Of course, Gen Z has embraced them too, and the sarcasm once reserved for Boomers is now coming my way. “The quintessential Millennial’s online behavior is mostly silly little nuances that come together to create a persona that’s very confused and excited about normal or mundane things,” says Michael Stevens, a 24-year-old TikTok creator based in New England. , he told me via email. His impressions of Millennials have garnered millions of views on TikTok. These “silly little nuances” include starting videos with a sigh, dramatically zooming in on their faces for emphasis, and using phrases like “doggo” and “I can’t do it” that have become popular on Twitter and Tumblr. “My husband just went to the new Trader Joe’s near our house and I think he won the internet for the day,” Stevens said in a Millennial parody from July. “If it’s about adulthood, sign me up.”

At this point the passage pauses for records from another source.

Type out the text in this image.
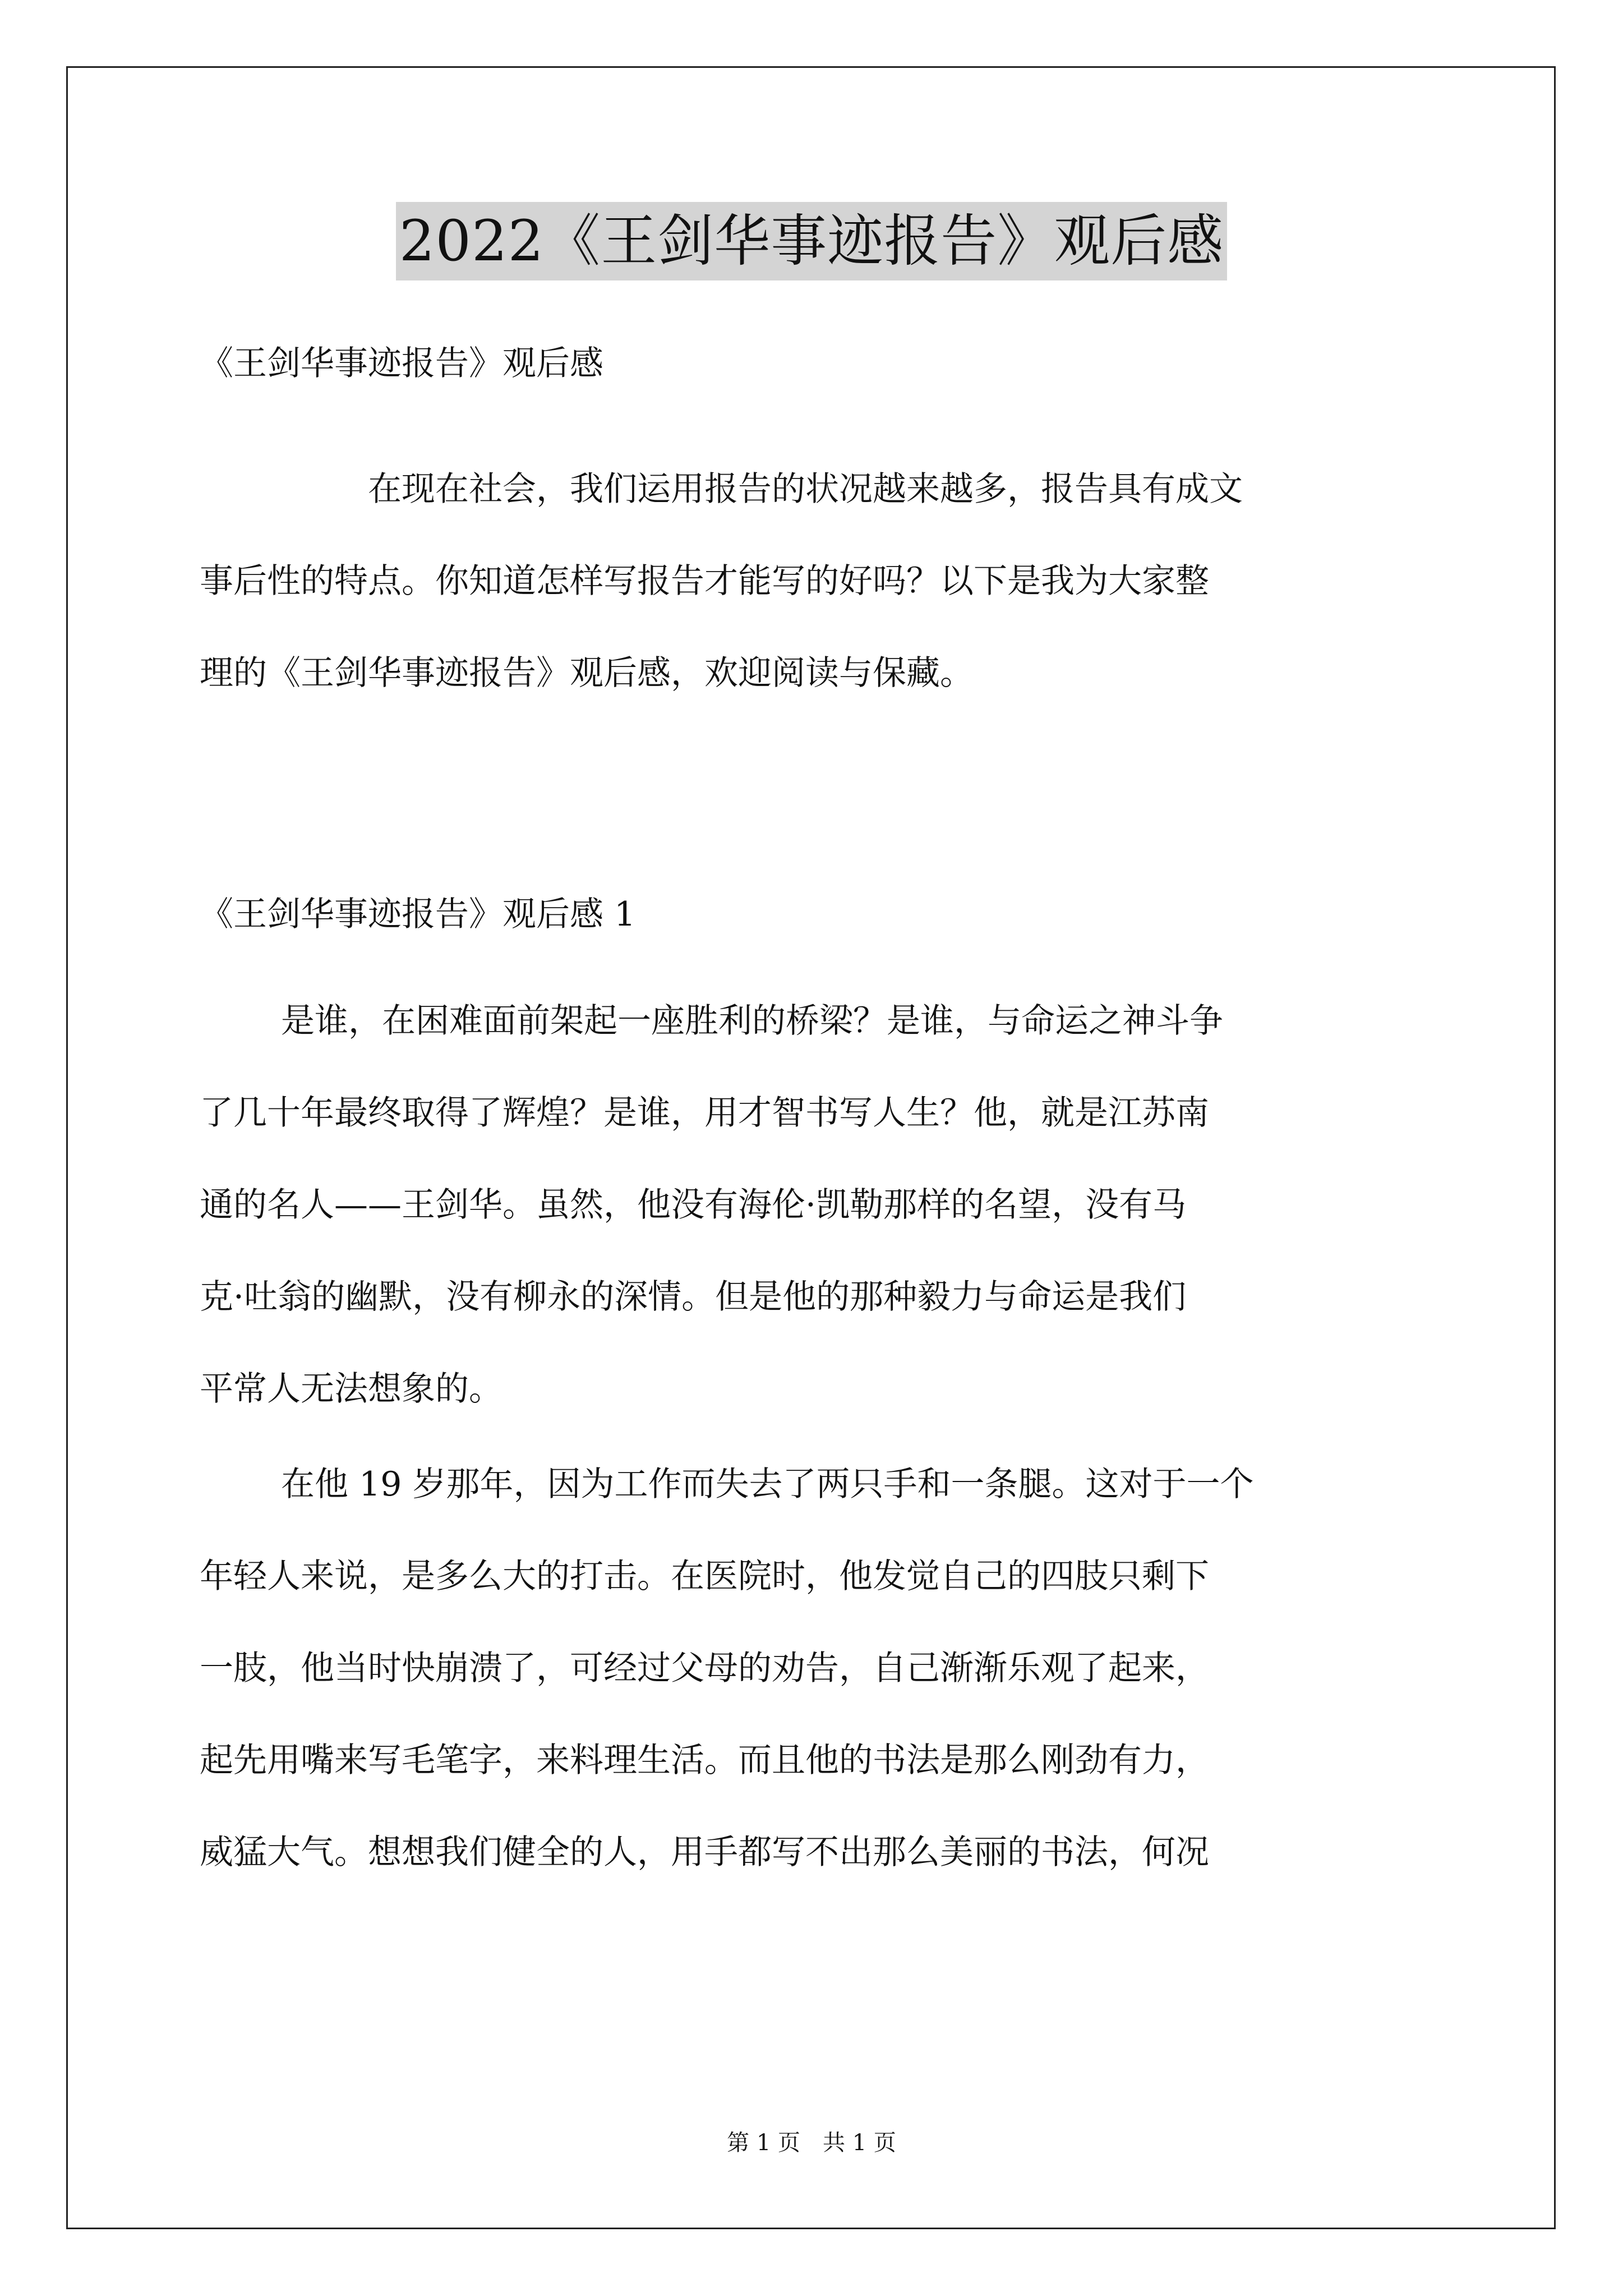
2022《王剑华事迹报告》观后感
《王剑华事迹报告》观后感
在现在社会，我们运用报告的状况越来越多，报告具有成文
事后性的特点。你知道怎样写报告才能写的好吗？以下是我为大家整
理的《王剑华事迹报告》观后感，欢迎阅读与保藏。
《王剑华事迹报告》观后感 1
是谁，在困难面前架起一座胜利的桥梁？是谁，与命运之神斗争
了几十年最终取得了辉煌？是谁，用才智书写人生？他，就是江苏南
通的名人——王剑华。虽然，他没有海伦·凯勒那样的名望，没有马
克·吐翁的幽默，没有柳永的深情。但是他的那种毅力与命运是我们
平常人无法想象的。
在他 19 岁那年，因为工作而失去了两只手和一条腿。这对于一个
年轻人来说，是多么大的打击。在医院时，他发觉自己的四肢只剩下
一肢，他当时快崩溃了，可经过父母的劝告，自己渐渐乐观了起来，
起先用嘴来写毛笔字，来料理生活。而且他的书法是那么刚劲有力，
威猛大气。想想我们健全的人，用手都写不出那么美丽的书法，何况
第 1 页 共 1 页
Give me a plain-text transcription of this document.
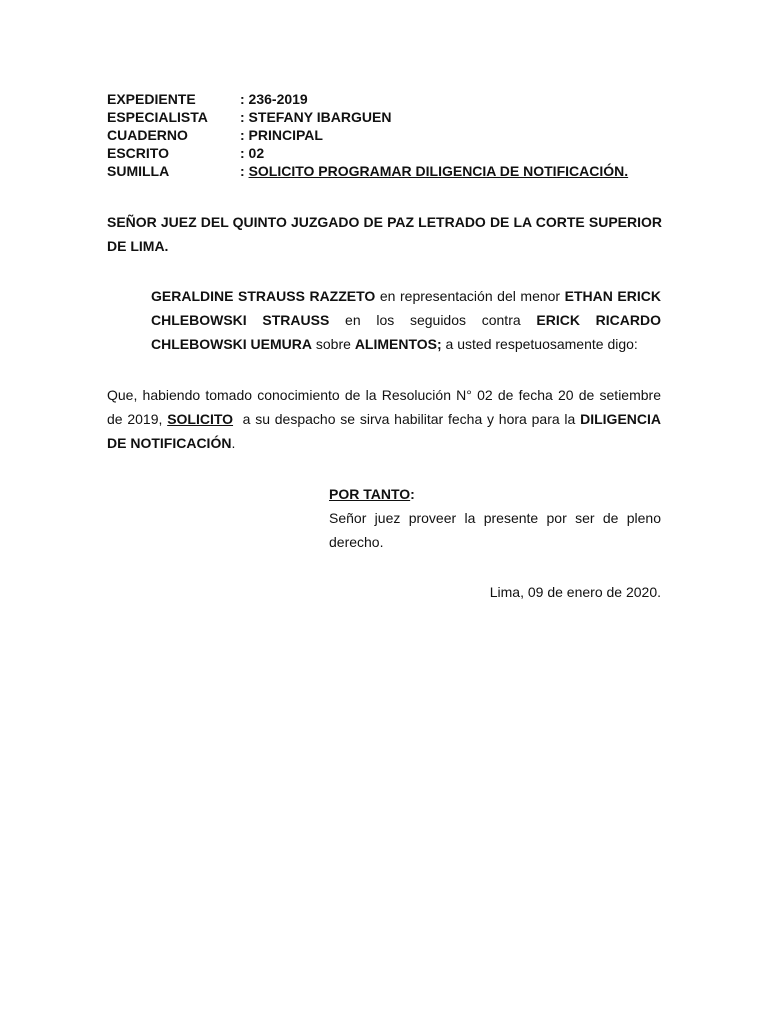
EXPEDIENTE	: 236-2019
ESPECIALISTA	: STEFANY IBARGUEN
CUADERNO	: PRINCIPAL
ESCRITO	: 02
SUMILLA	: SOLICITO PROGRAMAR DILIGENCIA DE NOTIFICACIÓN.
SEÑOR JUEZ DEL QUINTO JUZGADO DE PAZ LETRADO DE LA CORTE SUPERIOR DE LIMA.
GERALDINE STRAUSS RAZZETO en representación del menor ETHAN ERICK CHLEBOWSKI STRAUSS en los seguidos contra ERICK RICARDO CHLEBOWSKI UEMURA sobre ALIMENTOS; a usted respetuosamente digo:
Que, habiendo tomado conocimiento de la Resolución N° 02 de fecha 20 de setiembre de 2019, SOLICITO  a su despacho se sirva habilitar fecha y hora para la DILIGENCIA DE NOTIFICACIÓN.
POR TANTO:
Señor juez proveer la presente por ser de pleno derecho.
Lima, 09 de enero de 2020.
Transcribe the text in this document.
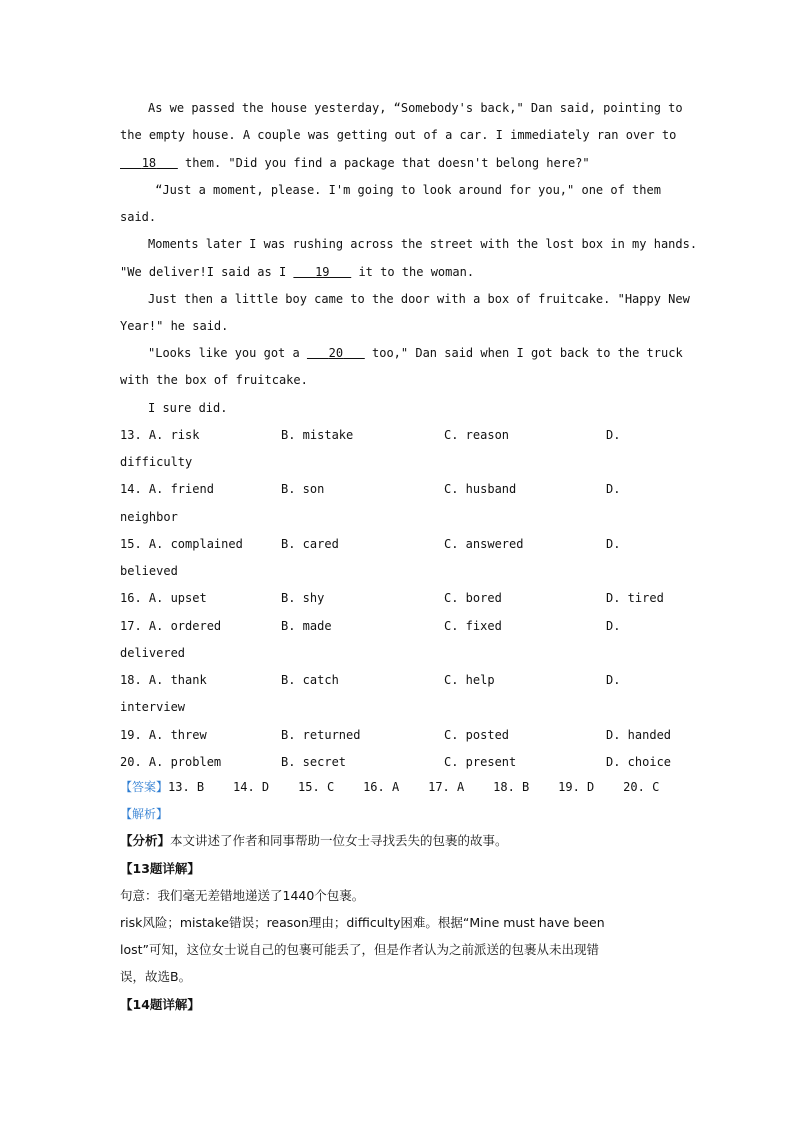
As we passed the house yesterday, “Somebody's back," Dan said, pointing to
the empty house. A couple was getting out of a car. I immediately ran over to
18    them. "Did you find a package that doesn't belong here?"
“Just a moment, please. I'm going to look around for you," one of them
said.
Moments later I was rushing across the street with the lost box in my hands.
"We deliver!I said as I    19    it to the woman.
Just then a little boy came to the door with a box of fruitcake. "Happy New
Year!" he said.
"Looks like you got a    20    too," Dan said when I got back to the truck
with the box of fruitcake.
I sure did.
13. A. risk	B. mistake	C. reason	D.
difficulty
14. A. friend	B. son	C. husband	D.
neighbor
15. A. complained	B. cared	C. answered	D.
believed
16. A. upset	B. shy	C. bored	D. tired
17. A. ordered	B. made	C. fixed	D.
delivered
18. A. thank	B. catch	C. help	D.
interview
19. A. threw	B. returned	C. posted	D. handed
20. A. problem	B. secret	C. present	D. choice
【答案】13. B    14. D    15. C    16. A    17. A    18. B    19. D    20. C
【解析】
【分析】本文讲述了作者和同事帮助一位女士寻找丢失的包裹的故事。
【13题详解】
句意：我们毫无差错地递送了1440个包裹。
risk风险；mistake错误；reason理由；difficulty困难。根据“Mine must have been
lost”可知，这位女士说自己的包裹可能丢了，但是作者认为之前派送的包裹从未出现错
误，故选B。
【14题详解】
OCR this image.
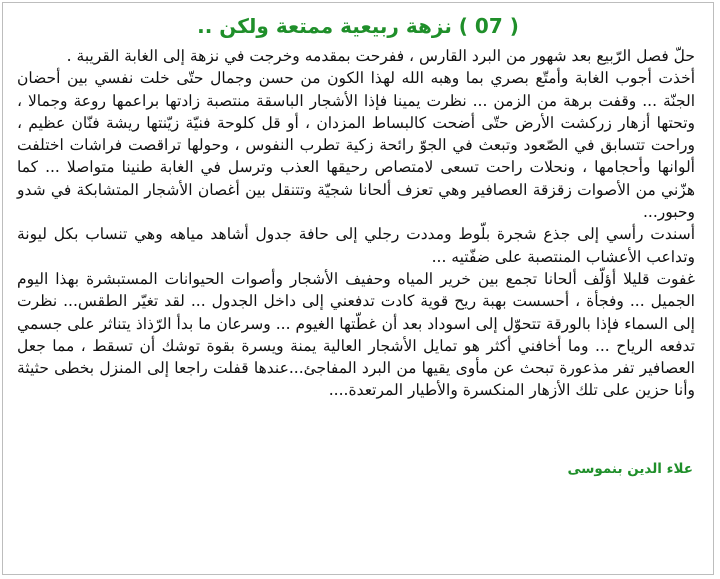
( 07 ) نزهة ربيعية ممتعة ولكن ..

حلّ فصل الرّبيع بعد شهور من البرد القارس ، ففرحت بمقدمه وخرجت في نزهة إلى الغابة القريبة .

أخذت أجوب الغابة وأمتّع بصري بما وهبه الله لهذا الكون من حسن وجمال حتّى خلت نفسي بين أحضان الجنّة ... وقفت برهة من الزمن ... نظرت يمينا فإذا الأشجار الباسقة منتصبة زادتها براعمها روعة وجمالا ، وتحتها أزهار زركشت الأرض حتّى أضحت كالبساط المزدان ، أو قل كلوحة فنيّة زيّنتها ريشة فنّان عظيم ، وراحت تتسابق في الصّعود وتبعث في الجوّ رائحة زكية تطرب النفوس ، وحولها تراقصت فراشات اختلفت ألوانها وأحجامها ، ونحلات راحت تسعى لامتصاص رحيقها العذب وترسل في الغابة طنينا متواصلا ... كما هزّني من الأصوات زقزقة العصافير وهي تعزف ألحانا شجيّة وتتنقل بين أغصان الأشجار المتشابكة في شدو وحبور...

أسندت رأسي إلى جذع شجرة بلّوط ومددت رجلي إلى حافة جدول أشاهد مياهه وهي تنساب بكل ليونة وتداعب الأعشاب المنتصبة على ضفّتيه ...

غفوت قليلا أؤلّف ألحانا تجمع بين خرير المياه وحفيف الأشجار وأصوات الحيوانات المستبشرة بهذا اليوم الجميل ... وفجأة ، أحسست بهبة ريح قوية كادت تدفعني إلى داخل الجدول ... لقد تغيّر الطقس... نظرت إلى السماء فإذا بالورقة تتحوّل إلى اسوداد بعد أن غطّتها الغيوم ... وسرعان ما بدأ الرّذاذ يتناثر على جسمي تدفعه الرياح ... وما أخافني أكثر هو تمايل الأشجار العالية يمنة ويسرة بقوة توشك أن تسقط ، مما جعل العصافير تفر مذعورة تبحث عن مأوى يقيها من البرد المفاجئ...عندها قفلت راجعا إلى المنزل بخطى حثيثة وأنا حزين على تلك الأزهار المنكسرة والأطيار المرتعدة....

علاء الدين بنموسى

Millennial internetisms exist because they were once the primary way to communicate online. Someone tweeted this in 2014 Parks and RecreationLeslie Knope and Ben Wyatt gave them “all the feels,” which would be acceptable, but now Gen Z is just using it as fodder for second-hand embarrassment, the same way Millennials groan as their Boomer parents try to navigate their Apple TV. Millennialisms spawned an entire genre of parody. On TikTok, creator Bianca Scaglione makes Millennial parodies for her 910,000 followers, exaggerating their awkwardness, especially live. (“And then they end up going live by accidentally trying to filter,” he opined.) Other creators mocked Millennials for how they posed in photos (no more selfies from above), for using Gen Z expressions (“slay, bestie” ) on TikTok for adopting something called “BuzzFeed accent when talking to the camera”. The list goes on: Millennials take Instagram very seriously, use portrait mode and fill their captions with obligatory words. They love to turn social media bios into lists — mine, for example, reads: “Kate. Ravenclaw. Cat mother. Knitting enthusiast. PA > OH > NYC.”

And given their need to get in on every new internet trend, Millennials are also sometimes active participants in their own criticism. Unable to beat the Gen Z creators who parodied them, some Millennials are joining them, recreating the fashion, hair and makeup of their youth in the same popular videos.

Millennials aren’t the only generation to be subjected to widespread and often unflattering stereotypes online: for example, notions of Boomers hating change or Gen Xers being lazy. Statement in 2019 OK Boomer went viral online as a symbol of collective exhaustion among both Gen Z and Millennial users, fighting stereotypes handed down to them from above. In the same year, a Facebook group called “All of us pretending to be boomers” was launched; 285,000 members still roleplay daily, posting pixelated memes about cars and asking “DID ANYONE ELSE LOSE POWER??” asks questions like

But this kind of mockery is different. While Boomers have fallen out of the internet zeitgeist, they haven’t fallen as far as Millennials, the first cohort to watch their youth fade in real time, heavily documented in memes, trends and headlines. internet they once reigned. They are no longer hot new product brands, nor are they the brands the world turns to for the next fashion trend. The internet has moved on and Millennials can either adapt or, like Gen Xers who still listen to Pearl Jam, don’t care if their choices make them look old.

While none of this bruises my ego, it’s not necessarily a bad thing. A 35-year-old desperately adopting the mannerisms of a 20-year-old is a different kind of stupid. Instead, despite the occasional embarrassment, the rest of the Millennial tics have gone from trendy to nostalgic. Also, when Gen Alpha comes for Gen Z’s internet, you better think I’m taking notes.